Wynajęli pokój, ale nie spodobały się im warunki hotelu. Zaatakowali i okradli recepcjonistkę. Mowa o 23-letnim mieszkańcu Lublina i jego kompanach, którzy napadli na pracownicę hotelu w Chełmie.
Jak informuje policja, trzech młodych mężczyzn wynajęło pokój. Po pewnym czasie mężczyźni zeszli do recepcji, oddali recepcjonistce klucze, ponieważ nie spodobały im się warunki w hotelu. Mężczyźni poszli do baru.
Potem mężczyźni zaatakowali pracującą w hotelu kobietę. - Przytrzymując i grożąc jej nożem, zażądali wydania pieniędzy. Ta obawiając się o własne życie, oddała napastnikom należące do niej pieniądze, karty bankomatowe oraz dokumenty – wyjaśnia dyżurny Komendy Wojewódzkiej Policji.

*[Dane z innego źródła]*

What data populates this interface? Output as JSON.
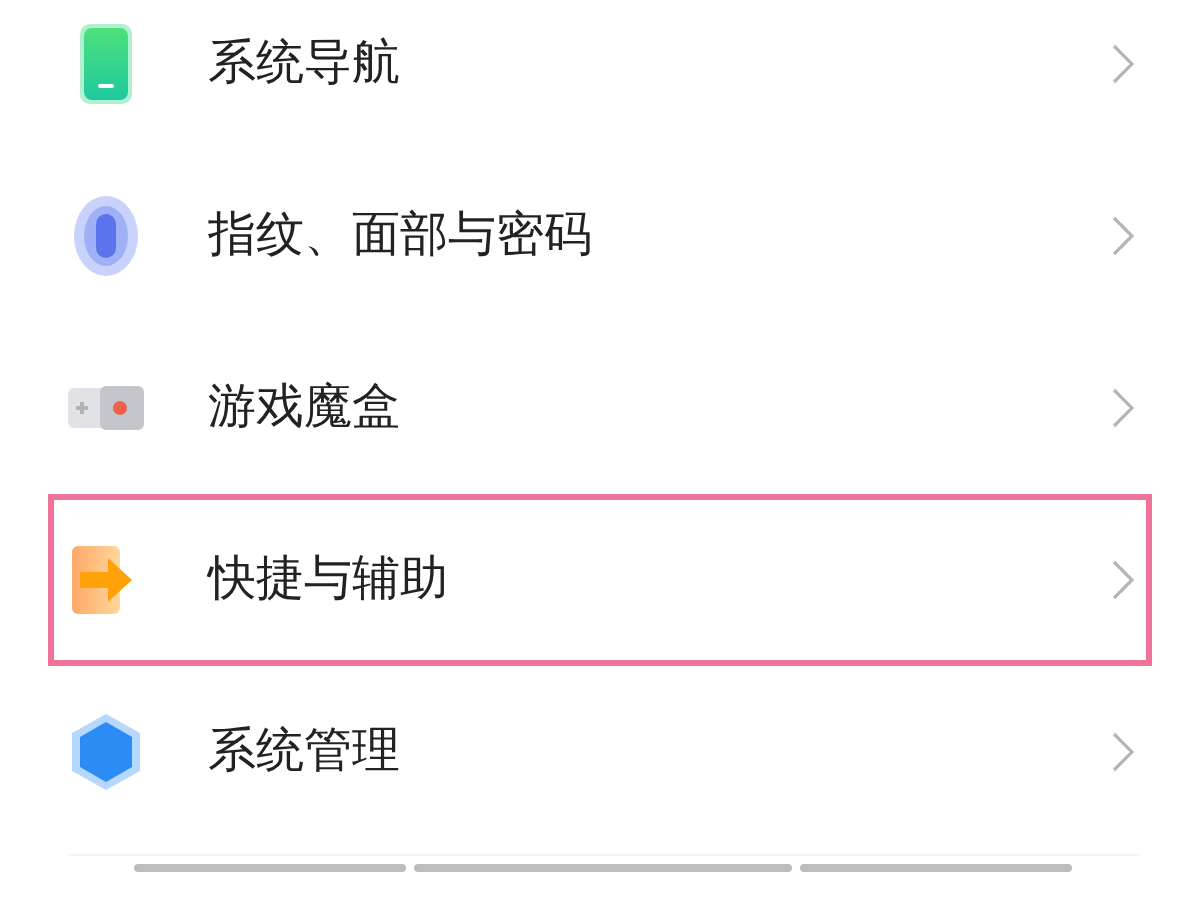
{
  "settings_items": [
    {
      "label": "系统导航",
      "selected": false
    },
    {
      "label": "指纹、面部与密码",
      "selected": false
    },
    {
      "label": "游戏魔盒",
      "selected": false
    },
    {
      "label": "快捷与辅助",
      "selected": true
    },
    {
      "label": "系统管理",
      "selected": false
    }
  ]
}
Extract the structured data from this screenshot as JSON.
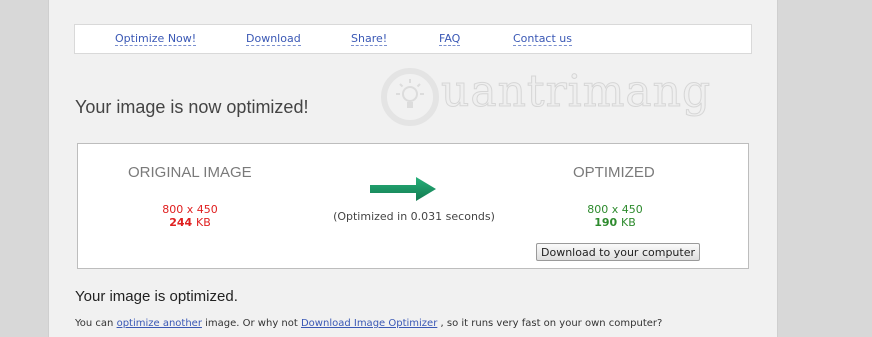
{
  "nav": {
    "items": [
      "Optimize Now!",
      "Download",
      "Share!",
      "FAQ",
      "Contact us"
    ]
  },
  "watermark": {
    "text": "uantrimang"
  },
  "page_title": "Your image is now optimized!",
  "result": {
    "original": {
      "heading": "ORIGINAL IMAGE",
      "dimensions": "800 x 450",
      "size_value": "244",
      "size_unit": "KB",
      "color": "#e02020"
    },
    "timing": "(Optimized in 0.031 seconds)",
    "optimized": {
      "heading": "OPTIMIZED",
      "dimensions": "800 x 450",
      "size_value": "190",
      "size_unit": "KB",
      "color": "#2e8b2e"
    },
    "download_button": "Download to your computer",
    "arrow_color": "#1e9a6a"
  },
  "subheading": "Your image is optimized.",
  "footer": {
    "prefix": "You can",
    "link1": "optimize another",
    "middle": "image. Or why not",
    "link2": "Download Image Optimizer",
    "suffix": ", so it runs very fast on your own computer?"
  }
}
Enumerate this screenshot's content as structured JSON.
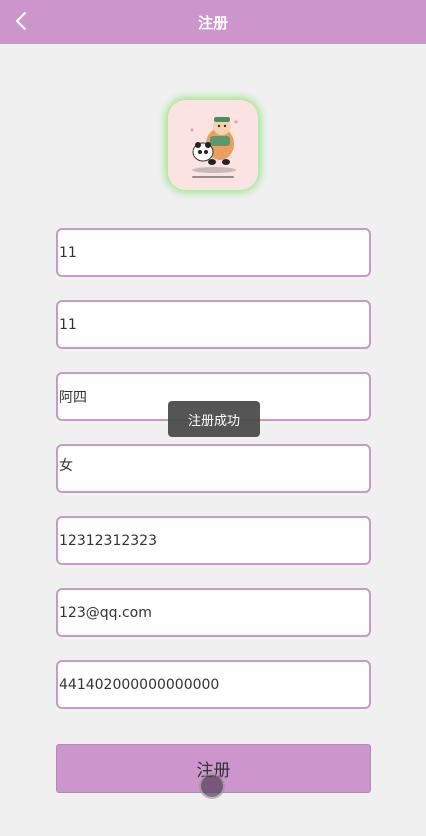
{
  "header": {
    "title": "注册",
    "back_icon": "chevron-left-icon"
  },
  "avatar": {
    "icon": "cartoon-avatar-icon"
  },
  "form": {
    "fields": [
      {
        "value": "11"
      },
      {
        "value": "11"
      },
      {
        "value": "阿四"
      },
      {
        "value": "女"
      },
      {
        "value": "12312312323"
      },
      {
        "value": "123@qq.com"
      },
      {
        "value": "441402000000000000"
      }
    ],
    "submit_label": "注册"
  },
  "toast": {
    "text": "注册成功"
  },
  "colors": {
    "accent": "#cc95cb",
    "border": "#c79ac8",
    "background": "#f1f0f1"
  }
}
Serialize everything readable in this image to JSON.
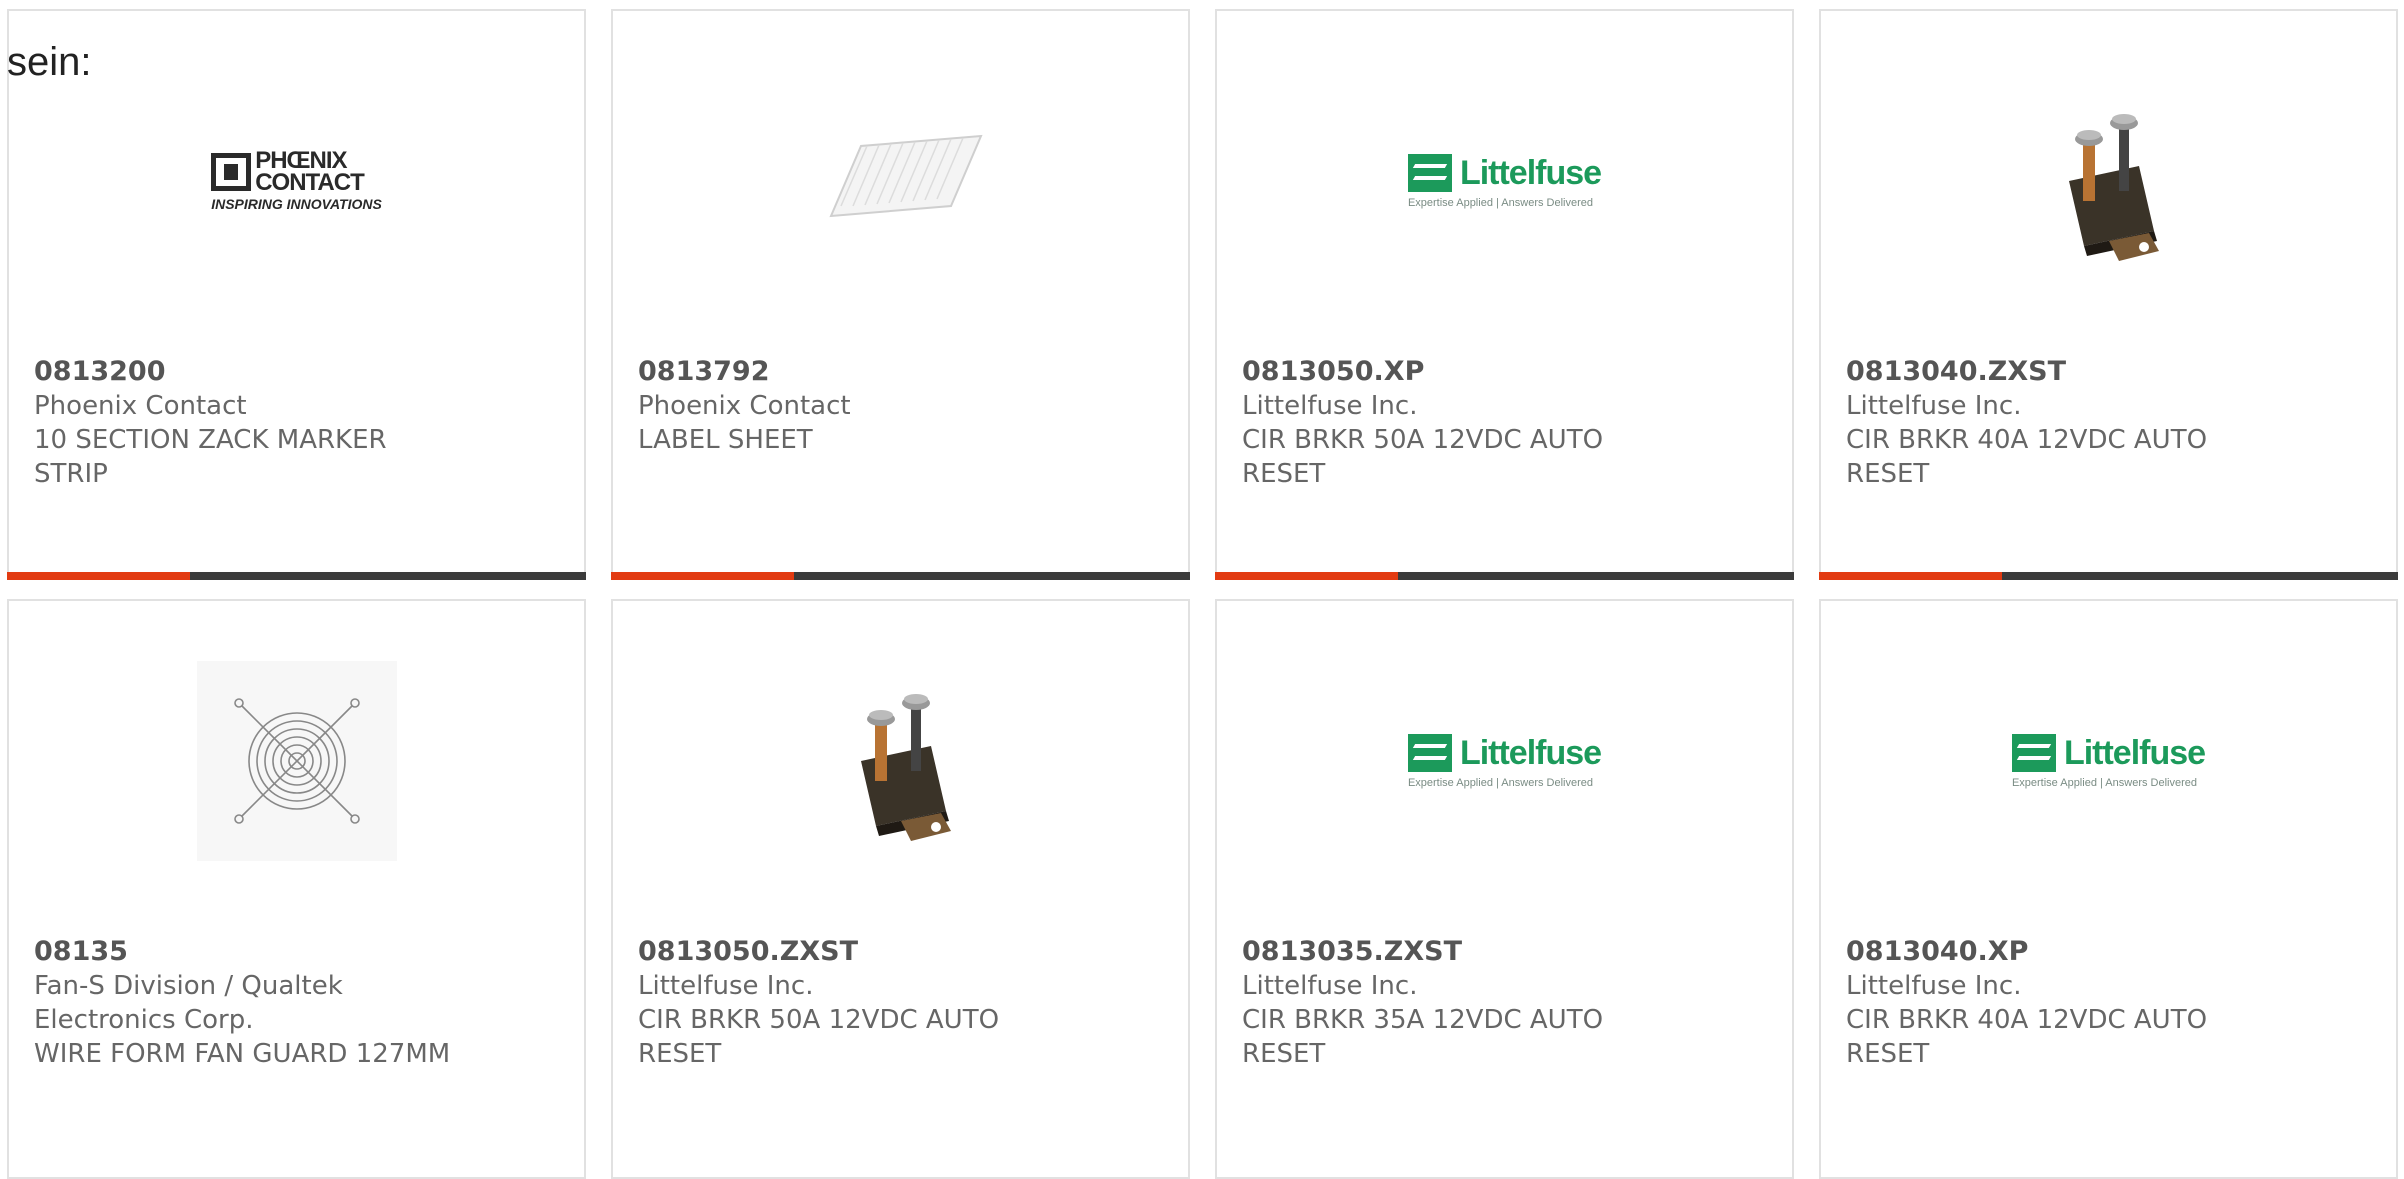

Napastnicy zabrali także m.in. pieniądze z pomieszczeń baru. Pokrzywdzeni stracili łącznie ok. tysiąca złotych.
W piątek policjanci zatrzymali jednego ze sprawców napadu. - Okazał się nim 23-letni mieszkaniec Lublina. Mężczyzna tego samego dnia został doprowadzony do sądu, gdzie orzeczono wobec niego tymczasowy areszt – wyjaśnia policja.